Learning: The documented pattern is not “make everything active-active.” It is to separate failure domains and match the data model to the recovery behavior. Cosmos DB is a good fit for globally distributed user state, catalogs, preferences, idempotency records, and event materialized views when the consistency model is explicit. Azure SQL is a better fit for relational invariants, financial ledgers, complex transactions, and reporting models that require schema constraints. Mixing both is normal; hiding their different failure modes is the mistake.
Where It Breaks
| Decision | Benefit | Failure Mode | Mitigation |
|---|---|---|---|
| Front Door latency routing | Sends users to nearby healthy origins | Healthy probe does not mean healthy transaction path | Probe critical dependencies and expose degraded readiness |
| Front Door priority routing | Simple active-passive failover | Passive region can rot if it receives no real traffic | Send synthetic and controlled production traffic |
| Cosmos DB multi-region writes | Low regional write latency and high availability | Conflicts and stale reads become product behavior | Define partitioning, conflict policy, and consistency per workload |
| Cosmos DB strong consistency | Easier correctness model | Higher cross-region latency and lower failure tolerance | Reserve for data that truly needs linearizable reads |
| SQL failover groups | Relational disaster recovery with listener abstraction | Forced failover can lose recent committed primary writes | Define RPO, rehearse failover, and pause unsafe writers |
| Shared global cache | Simpler application code | Cross-region dependency becomes hidden single point of failure | Prefer regional caches with explicit invalidation |
| Background workers in both regions | Faster recovery and local processing | Duplicate side effects during failover | Use idempotency keys and lease ownership |
| One global deployment pipeline | Consistent releases | Bad release reaches every region quickly | Use staged regional rollout and automatic rollback |
What to Do Next
Problem: Start by listing failure modes, not Azure services. For each user journey, decide what happens when the local app, remote app, Cosmos DB region, SQL primary, queue, cache, or Front Door origin is impaired.

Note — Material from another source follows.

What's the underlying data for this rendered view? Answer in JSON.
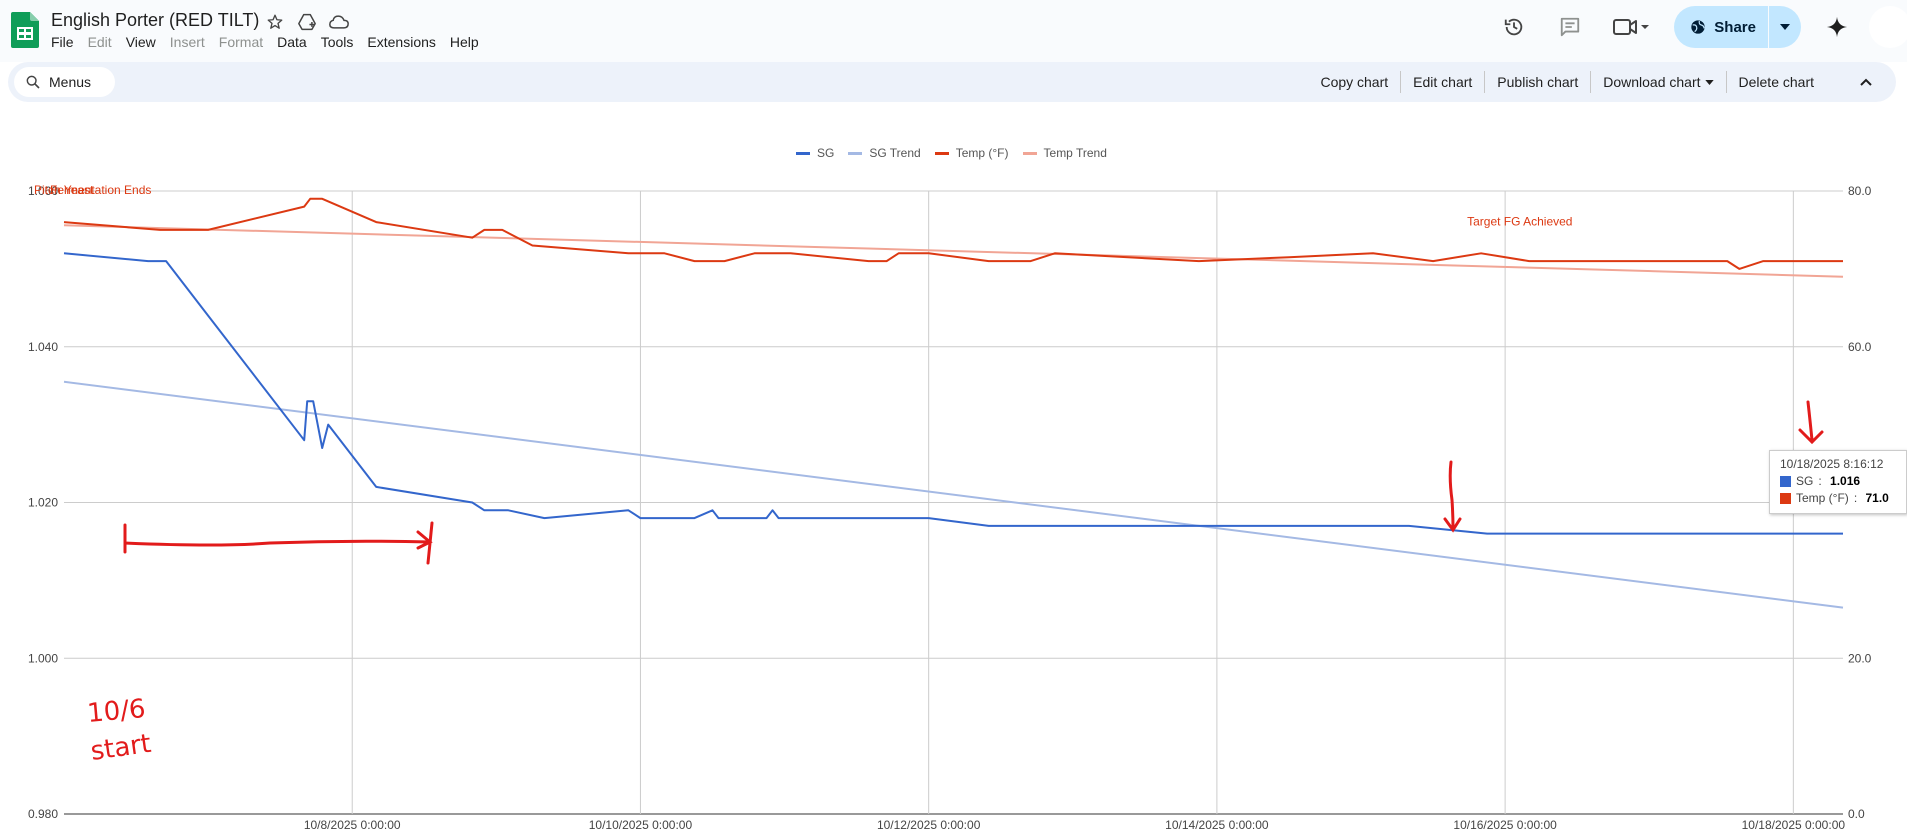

Solution: Build regional stamps behind Azure Front Door. Use Cosmos DB for data that can live with an explicit distributed consistency contract. Use Azure SQL failover groups for relational state, but treat failover as an operational mode with runbooks, alerts, and rehearsals.
Proof: Test the architecture with regional game days. Disable one origin, block SQL primary connectivity, inject Cosmos DB latency, poison a queue consumer, and verify that routing, retries, idempotency, and dashboards show the expected behavior.
Action: Write the failover contract before the next implementation sprint: routing policy, data ownership, consistency level, SQL RPO and RTO, manual approval points, rollback steps, and the exact request classes that must stop rather than run incorrectly.